AZ exklusiv: Reporter-Legende Hartmut Scherzer blickt auf die großen Fußball-Turniere, die auch in München stattfanden, zurück. Heute: Als eine Nation sich selbst friedlich bei der Heim-WM gefeiert hat.
von  Hartmut Scherzer
Die Vier vom Sommermärchen vor der Fanmeile: Torwart-Trainer Andreas Köpke, Bundestrainer Jürgen Klinsmann, sein damaliger Assistent Joachim Löw und Teammanager Oliver Bierhoff (v.l.).
Die Vier vom Sommermärchen vor der Fanmeile: Torwart-Trainer Andreas Köpke, Bundestrainer Jürgen Klinsmann, sein damaliger Assistent Joachim Löw und Teammanager Oliver Bierhoff (v.l.). © Marcus Brandt/dpa

München - Es gibt Legenden des Sports und es gibt Ikonen des Sport-Journalismus. Eine davon ist ohne jeden Zweifel Hartmut Scherzer (82).
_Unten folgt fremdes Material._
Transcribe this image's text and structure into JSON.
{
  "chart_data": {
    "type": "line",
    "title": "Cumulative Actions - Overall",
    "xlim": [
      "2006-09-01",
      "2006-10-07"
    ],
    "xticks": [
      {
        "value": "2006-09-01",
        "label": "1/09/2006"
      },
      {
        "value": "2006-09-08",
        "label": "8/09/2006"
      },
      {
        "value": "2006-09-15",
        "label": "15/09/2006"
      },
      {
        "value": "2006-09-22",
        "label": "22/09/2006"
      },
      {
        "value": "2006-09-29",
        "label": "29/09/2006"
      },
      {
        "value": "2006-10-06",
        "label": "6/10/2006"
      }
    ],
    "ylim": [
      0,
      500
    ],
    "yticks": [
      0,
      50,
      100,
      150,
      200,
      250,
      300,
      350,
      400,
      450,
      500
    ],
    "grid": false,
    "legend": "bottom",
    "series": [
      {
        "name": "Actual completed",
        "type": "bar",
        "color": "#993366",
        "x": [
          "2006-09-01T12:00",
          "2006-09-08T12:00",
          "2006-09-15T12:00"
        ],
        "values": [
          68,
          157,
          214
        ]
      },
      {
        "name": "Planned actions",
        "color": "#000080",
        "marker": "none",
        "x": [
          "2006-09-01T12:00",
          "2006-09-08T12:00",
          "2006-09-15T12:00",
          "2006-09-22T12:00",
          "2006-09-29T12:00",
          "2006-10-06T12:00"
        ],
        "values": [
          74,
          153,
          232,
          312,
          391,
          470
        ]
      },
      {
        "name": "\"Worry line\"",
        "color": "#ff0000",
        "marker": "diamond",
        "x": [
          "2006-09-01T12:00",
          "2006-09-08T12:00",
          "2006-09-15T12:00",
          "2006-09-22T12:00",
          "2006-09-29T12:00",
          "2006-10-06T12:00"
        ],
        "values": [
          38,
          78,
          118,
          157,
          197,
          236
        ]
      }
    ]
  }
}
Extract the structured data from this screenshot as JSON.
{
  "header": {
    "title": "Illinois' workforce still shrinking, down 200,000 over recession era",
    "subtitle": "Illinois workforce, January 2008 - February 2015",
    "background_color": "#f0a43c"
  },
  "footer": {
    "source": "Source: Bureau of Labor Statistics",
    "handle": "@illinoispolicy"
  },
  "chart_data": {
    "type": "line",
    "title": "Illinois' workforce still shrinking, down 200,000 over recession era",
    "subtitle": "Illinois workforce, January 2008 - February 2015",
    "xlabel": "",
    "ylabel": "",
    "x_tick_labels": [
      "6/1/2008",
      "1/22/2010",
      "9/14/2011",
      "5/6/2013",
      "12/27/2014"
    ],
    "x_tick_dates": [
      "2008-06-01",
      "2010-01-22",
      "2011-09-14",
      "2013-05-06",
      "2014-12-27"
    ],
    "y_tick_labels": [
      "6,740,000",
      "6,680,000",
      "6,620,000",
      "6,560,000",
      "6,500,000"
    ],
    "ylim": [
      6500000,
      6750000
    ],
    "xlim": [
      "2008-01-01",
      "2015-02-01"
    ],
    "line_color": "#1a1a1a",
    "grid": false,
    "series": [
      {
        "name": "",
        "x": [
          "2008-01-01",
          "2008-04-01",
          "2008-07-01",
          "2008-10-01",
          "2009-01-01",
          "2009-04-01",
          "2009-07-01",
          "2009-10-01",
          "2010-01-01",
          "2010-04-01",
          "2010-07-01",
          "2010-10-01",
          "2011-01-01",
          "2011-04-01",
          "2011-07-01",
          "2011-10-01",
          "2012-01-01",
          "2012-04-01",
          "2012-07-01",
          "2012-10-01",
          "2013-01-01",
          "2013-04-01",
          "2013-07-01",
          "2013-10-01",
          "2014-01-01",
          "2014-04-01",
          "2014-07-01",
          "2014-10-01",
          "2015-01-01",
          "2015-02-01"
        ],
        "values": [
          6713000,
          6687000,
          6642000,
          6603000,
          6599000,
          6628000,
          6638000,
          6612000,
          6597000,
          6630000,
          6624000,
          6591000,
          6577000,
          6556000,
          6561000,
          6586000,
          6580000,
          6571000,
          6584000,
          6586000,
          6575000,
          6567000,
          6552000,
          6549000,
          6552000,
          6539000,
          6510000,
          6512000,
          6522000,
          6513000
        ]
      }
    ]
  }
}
Der langjährige Mitarbeiter der AZ nahm an insgesamt 15 Weltmeisterschaften (Weltrekord) und 21 Olympischen Spielen teil. Exklusiv für die Abendzeitung erinnert sich der Zeit- und Augenzeuge an die drei Fußball-Megaevents, die auch in München stattfinden, die WM 1974, die EM 1988 - und am Donnerstag an die WM 2006.

Was für ein perfekter Startschuss nach der zeremoniellen Eröffnungsfeier: Vom rechten Strafraumeck in den rechten Torwinkel schoss Philipp Lahm das 1:0 gegen Costa Rica. Schon nach sechs Minuten kam in der Münchner Allianz Arena Wiesn-Stimmung auf unter den 65 000 Zuschauern.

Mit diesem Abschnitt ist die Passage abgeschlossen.